Commencer un FPS en regardant, en guise d’intro, un journal TV, pas très éloigné de ce que CNN disait de la situation de la France pendant les émeutes de l’automne dernier : les premières minutes d’Urban chaos plongent le joueur dans une ambiance « qui ne se laisse pas rattraper par la mélancolie ». Vous êtes Nick Mason, de l’unité T-0 (pour Tolérance Zéro, il va sans dire), dernier rempart de la civilisation burnée pour contrer les Burners, un gang de jeunes qui manie aussi bien les armes que les subtilités de la langue française (« Va te faire enculer Mason ! » ou encore « Quand j’en aurais fini avec toi, j’irais finir ta mère ! »). Bref, la ville est à feu et à sang mais « ne vous inquiétez pas madame, on va vous en débarrasser, de cette racaille ! ».

Au premier abord, c’est un drôle de malaise que l’on traîne dans le couloir du commissariat-tutorial. La faute au bouclier en plexiglas, sans doute. Le bouclier en plexi du CRS qu’on a si souvent vu écraser la gueule des infirmières, des enseignants et des jeunes. Miracle du jeu vidéo : un symbole oppressif devient une possibilité de gameplay. Même sentiment à l’utilisation du pistolet paralysant (pistolet d’impuissant !). Bien entendu, tout joueur a déjà revêtu la tenue de simple flic. Mais même dans le plus pénible shoot à la troisième personne, on a toujours fini par débloquer un flingue qui anoblie les échanges de tir et stylise la violence du geste. Quelque chose qui transcende la fonction de gardien de la paix pour emmener le joueur vers quelque chose qui lui appartient proprement. La joie sauvage de la grenade qui fait mouche entre les jambes de trois assaillants. Le petit élan du coeur accompagnant le coup de fusil à pompe en pleine face.

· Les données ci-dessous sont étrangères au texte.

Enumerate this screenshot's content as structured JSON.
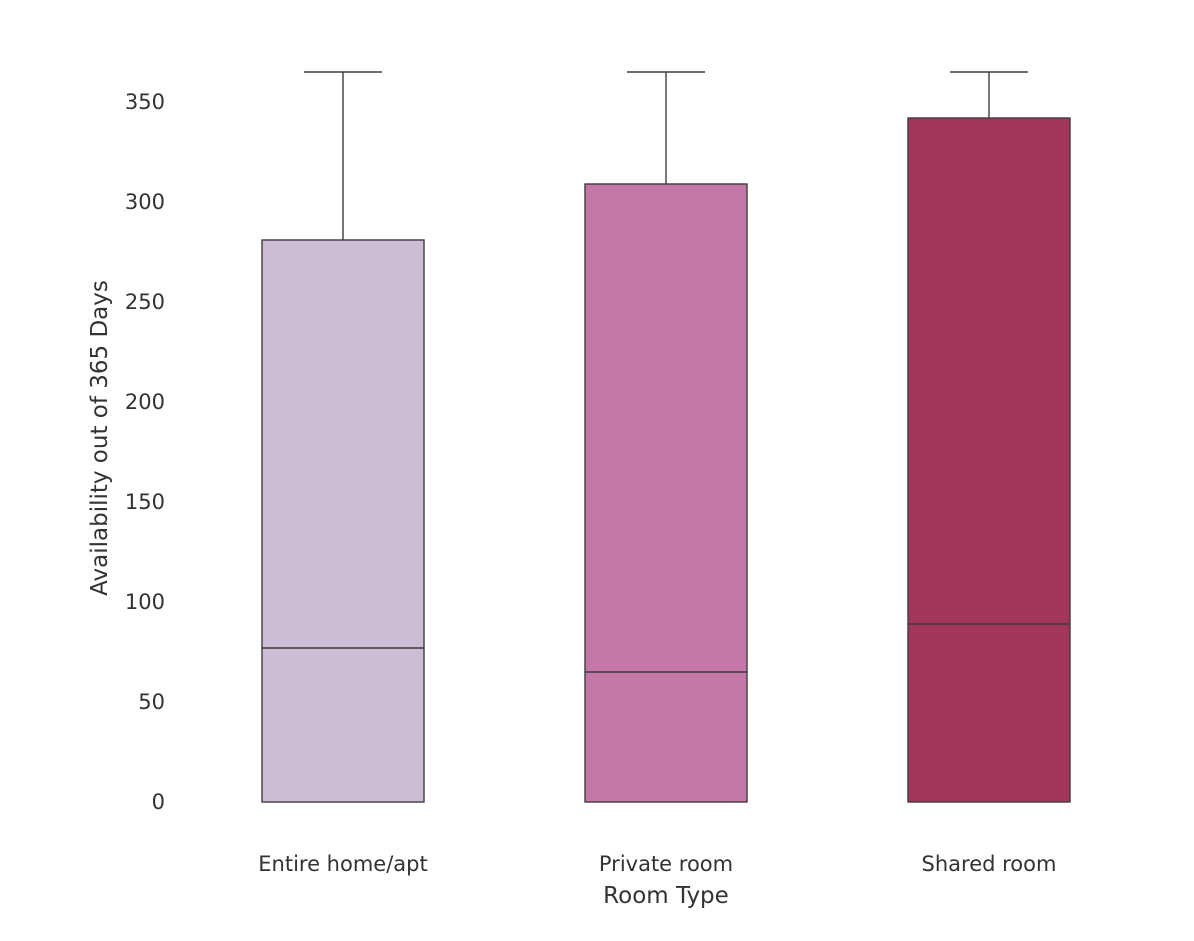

Sans s’excuser de son contexte ambigu et un poil fascisant, Urban chaos impose d’emblée ses originalités de gameplay sans se départir d’un pragmatisme martial. Etrangement, c’est ce qui le sauve. Très vite, le bouclier devient indispensable face aux torrents de munitions que tirent vos agresseurs. Des missions dans la mission apportent un peu de variété dans un gameplay simple et intuitif. Tellement intuitif que, d’une certaine manière, Urban chaos a quelque chose qui n’a plus grand chose à voir avec le FPS. Ici, un gunfight foufou à dos de rame de métro ; là, une récréation de tir en hélico à la Gatling qui se termine en clin d’oeil à Resident evil 4. Ou là, des prises d’otage à la Time crisis portées par des ralentis exagérés. Et à chaque mission, une mise en situation spectaculaire et hard-boiled. Le bon goût de Rocksteady, c’est de s’inspirer du rythme des meilleures productions japonaises du jeu action / aventure (quitte à produire un jeu finalement assez court), de faire du FPS à la sauce console et de ne jamais gadgetiser l’arsenal qu’il propose au joueur. Quelque part, Urban chaos, c’est l’anti-Half life 2. Malgré les immenses qualités du titre de Valve, difficile de ne pas voir en lui un vulgaire étalage de savoir faire technique, ni de ne pas être irrité par son côté film à sketchs : une mission, un (beau) décor, un gameplay. Dans Urban chaos, la narration, le contexte passent vite au second plan pour privilégier l’ambiance produite par les assauts des burners (une astuce de game-design toute bête : les agresseurs hurlent une insulte entre chaque coup de fusil ou de surin, renforçant, rien que par le son, l’impression de surnombre) et la nécessité de s’en protéger en jonglant entre le bouclier, les différentes armes à feu et le pistolet paralysant (indispensable pour pouvoir faire des prisonniers). Urban chaos se démarque donc par son ambition de distraire « à l’ancienne » presque sans enjeu.

En cela, loin des Half life 2 et autres FarCry en terme de réalisation et d’immersion, Urban chaos réussit tout de même là où Black et ses ennemis blindés comme des chars Panzer avaient tristement échoué : donner un coup de matraque bien placé au FPS console, cet éternel étudiant qui n’en finit pas d’envier la situation sociale de son père, le FPS PC.